Mr. Driller DrillLand is an excellent game in its own right, a Namco classic that deserved a much larger audience and may get it with its Nintendo Switch and PC remaster. Perhaps more importantly, though, it also provides a template for other beloved GameCube titles looking to make a comeback to a new audience.
When fans want a game from this era to return, there’s usually a lot that they don’t want touched. That’s especially true with the era’s aesthetics, which turned the corner on the tech side from the limited 3D of the Nintendo 64 and PlayStation but retained the signature Y2K-era coolness. Mr. Driller DrillLand nails this part, with its sharp, cool visuals and animations retained and brought into a modern resolution and aspect ratio.
And the GameCube may be the peak of this ethos. (Though, for sure, the Dreamcast remains in that conversation.) Other titles on the platform could benefit from the same approach. Like Super Smash Bros. Melee. Like the original Super Monkey Ball. Like Kirby Air Ride. And, most importantly, like F-Zero GX.

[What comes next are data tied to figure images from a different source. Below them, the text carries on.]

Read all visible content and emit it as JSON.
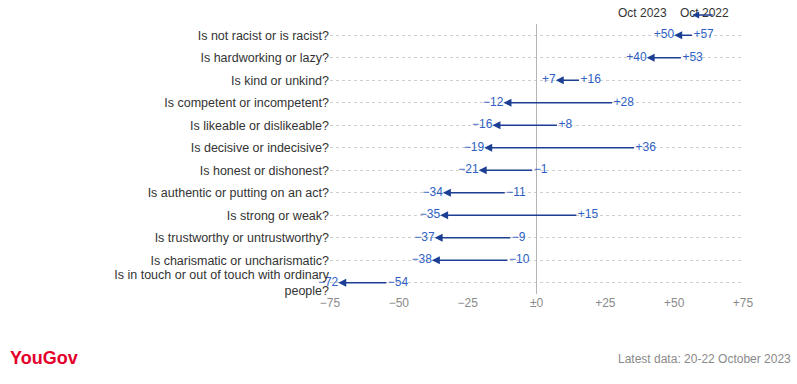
{
  "chart_data": {
    "type": "arrow",
    "orientation": "horizontal",
    "categories": [
      "Is not racist or is racist?",
      "Is hardworking or lazy?",
      "Is kind or unkind?",
      "Is competent or incompetent?",
      "Is likeable or dislikeable?",
      "Is decisive or indecisive?",
      "Is honest or dishonest?",
      "Is authentic or putting on an act?",
      "Is strong or weak?",
      "Is trustworthy or untrustworthy?",
      "Is charismatic or uncharismatic?",
      "Is in touch or out of touch with ordinary people?"
    ],
    "series": [
      {
        "name": "Oct 2022",
        "color": "#1c3f94",
        "values": [
          57,
          53,
          16,
          28,
          8,
          36,
          -1,
          -11,
          15,
          -9,
          -10,
          -54
        ],
        "value_labels": [
          "+57",
          "+53",
          "+16",
          "+28",
          "+8",
          "+36",
          "−1",
          "−11",
          "+15",
          "−9",
          "−10",
          "−54"
        ]
      },
      {
        "name": "Oct 2023",
        "color": "#1c3f94",
        "values": [
          50,
          40,
          7,
          -12,
          -16,
          -19,
          -21,
          -34,
          -35,
          -37,
          -38,
          -72
        ],
        "value_labels": [
          "+50",
          "+40",
          "+7",
          "−12",
          "−16",
          "−19",
          "−21",
          "−34",
          "−35",
          "−37",
          "−38",
          "−72"
        ]
      }
    ],
    "xlim": [
      -75,
      75
    ],
    "xticks": [
      {
        "value": -75,
        "label": "−75"
      },
      {
        "value": -50,
        "label": "−50"
      },
      {
        "value": -25,
        "label": "−25"
      },
      {
        "value": 0,
        "label": "±0"
      },
      {
        "value": 25,
        "label": "+25"
      },
      {
        "value": 50,
        "label": "+50"
      },
      {
        "value": 75,
        "label": "+75"
      }
    ],
    "grid": true,
    "data_labels": true,
    "legend": "top right",
    "source": "YouGov",
    "note": "Latest data: 20-22 October 2023"
  }
}
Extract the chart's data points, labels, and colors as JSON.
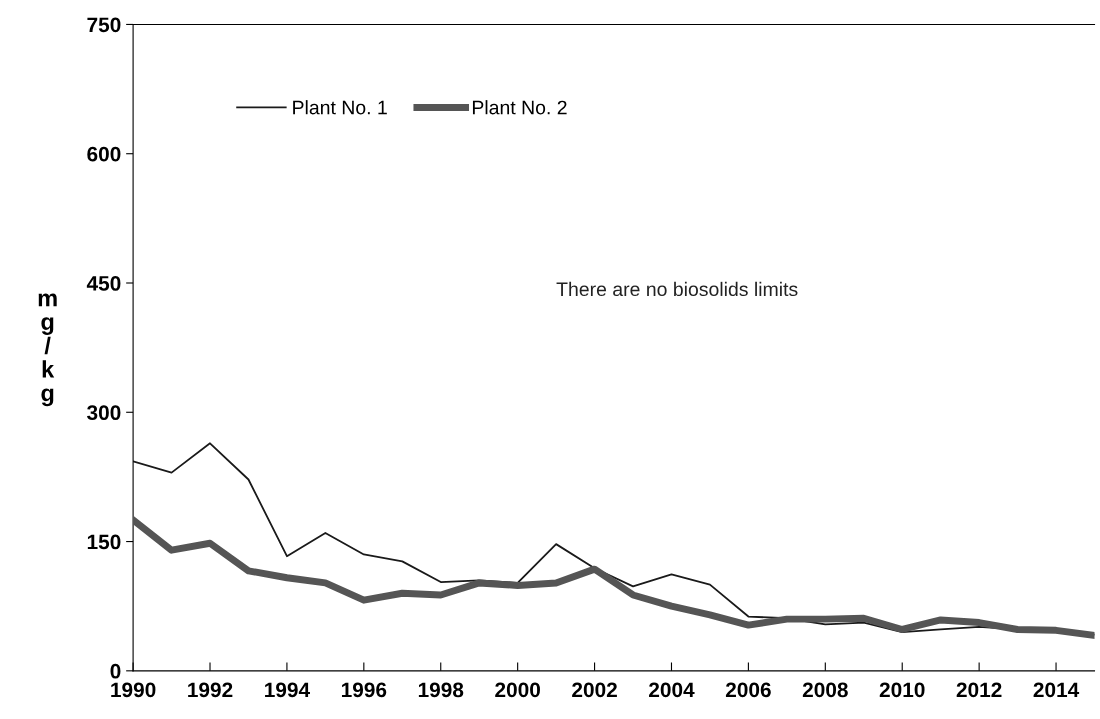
{
  "chart_data": {
    "type": "line",
    "x": [
      1990,
      1991,
      1992,
      1993,
      1994,
      1995,
      1996,
      1997,
      1998,
      1999,
      2000,
      2001,
      2002,
      2003,
      2004,
      2005,
      2006,
      2007,
      2008,
      2009,
      2010,
      2011,
      2012,
      2013,
      2014,
      2015
    ],
    "series": [
      {
        "name": "Plant No. 1",
        "color": "#1a1a1a",
        "values": [
          243,
          230,
          264,
          222,
          133,
          160,
          135,
          127,
          103,
          105,
          102,
          147,
          119,
          98,
          112,
          100,
          63,
          61,
          54,
          56,
          45,
          48,
          51,
          48,
          46,
          42
        ]
      },
      {
        "name": "Plant No. 2",
        "color": "#555555",
        "values": [
          175,
          140,
          148,
          116,
          108,
          102,
          82,
          90,
          88,
          102,
          99,
          102,
          118,
          88,
          75,
          65,
          53,
          60,
          60,
          61,
          48,
          59,
          56,
          48,
          47,
          41
        ]
      }
    ],
    "ylabel": "mg/kg",
    "annotations": [
      "There are no biosolids limits"
    ],
    "xlim": [
      1990,
      2015
    ],
    "xticks": [
      1990,
      1992,
      1994,
      1996,
      1998,
      2000,
      2002,
      2004,
      2006,
      2008,
      2010,
      2012,
      2014
    ],
    "ylim": [
      0,
      750
    ],
    "yticks": [
      0,
      150,
      300,
      450,
      600,
      750
    ],
    "grid": false,
    "legend": "top left",
    "marker": "none",
    "line_style": "solid"
  }
}
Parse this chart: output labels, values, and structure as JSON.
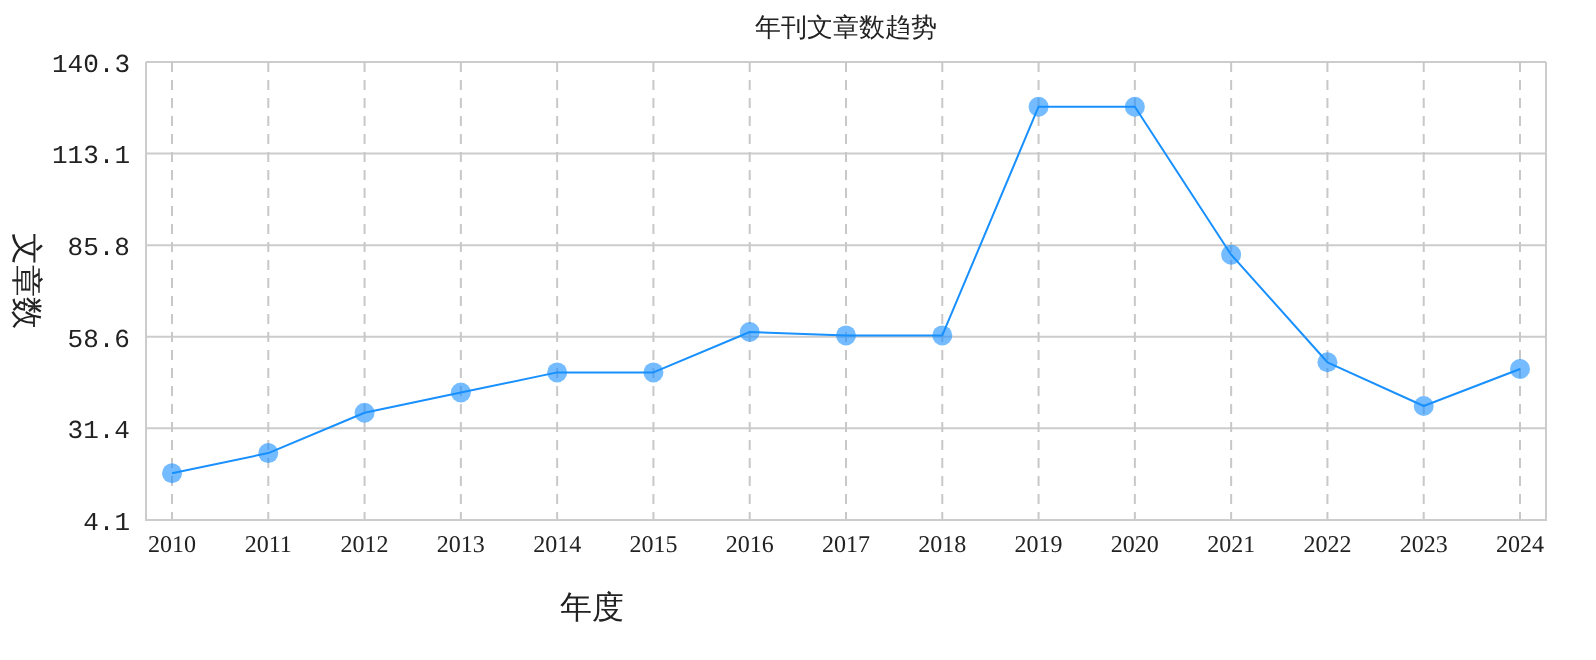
{
  "chart_data": {
    "type": "line",
    "title": "年刊文章数趋势",
    "xlabel": "年度",
    "ylabel": "文章数",
    "categories": [
      "2010",
      "2011",
      "2012",
      "2013",
      "2014",
      "2015",
      "2016",
      "2017",
      "2018",
      "2019",
      "2020",
      "2021",
      "2022",
      "2023",
      "2024"
    ],
    "series": [
      {
        "color": "#1890ff",
        "values": [
          18,
          24,
          36,
          42,
          48,
          48,
          60,
          59,
          59,
          127,
          127,
          83,
          51,
          38,
          49
        ]
      }
    ],
    "ylim": [
      4.1,
      140.3
    ],
    "yticks": [
      4.1,
      31.4,
      58.6,
      85.8,
      113.1,
      140.3
    ],
    "grid": true,
    "marker": "circle",
    "line_style": "solid"
  }
}
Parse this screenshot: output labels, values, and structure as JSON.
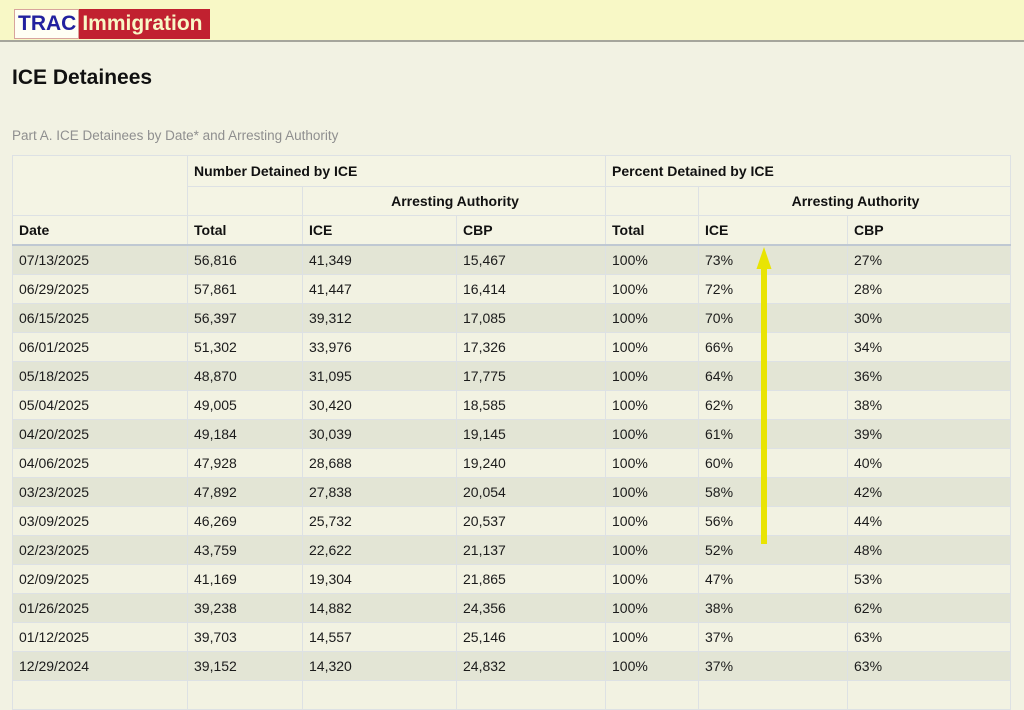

F-Zero fans have been struggling for some time to see their favorite franchise return. There have been glimmers of hope. “What is all this Mario Kart 8 DLC suggesting? Is that Star Fox Grand Prix game real? Maybe we can all buy FAST Racing as a signal to Nintendo!” Many in the community would be more than happy to see the return of what they feel is the series’ peak: F-Zero GX.
The game has style. It has visuals that are still impressive even without a remaster. It doesn’t need reworked controls. All the fundamentals are there, and some simple cleanup work would do just as well for it as a full-budget remake for a lot of people.
F-Zero GX had another defining trait, though: its difficulty. Simply put, the game’s aggressively punishing to new players, often stonewalling them to the first couple of races of the single-player campaign. And there’s another way that the game could benefit from the Mr. Driller DrillLand treatment. The one big change to the remaster was the addition of a “casual” difficulty, making the requirements less brutal and allowing more to enjoy what’s there. It didn’t replace the original balance, so purists and experts still can appreciate the challenge. It just opened the doors a bit to more potential fans.
It’s clear: F-Zero GX would benefit greatly from a DrillLand-style remaster. The opportunity’s there: whether it’s the Bandai Namco team behind this game, the Sega one remastering fellow Amusement Vision franchise Super Monkey Ball or a crew already working with Nintendo, the skill set to make it is available. It could be billed as an expanded edition with the F-Zero AX arcade content unlocked by default. And yeah, with ballooning development costs as hardware capabilities increase, it’s likely the only way we’ll get another F-Zero release. Mr. Driller shows exactly how it could be done well.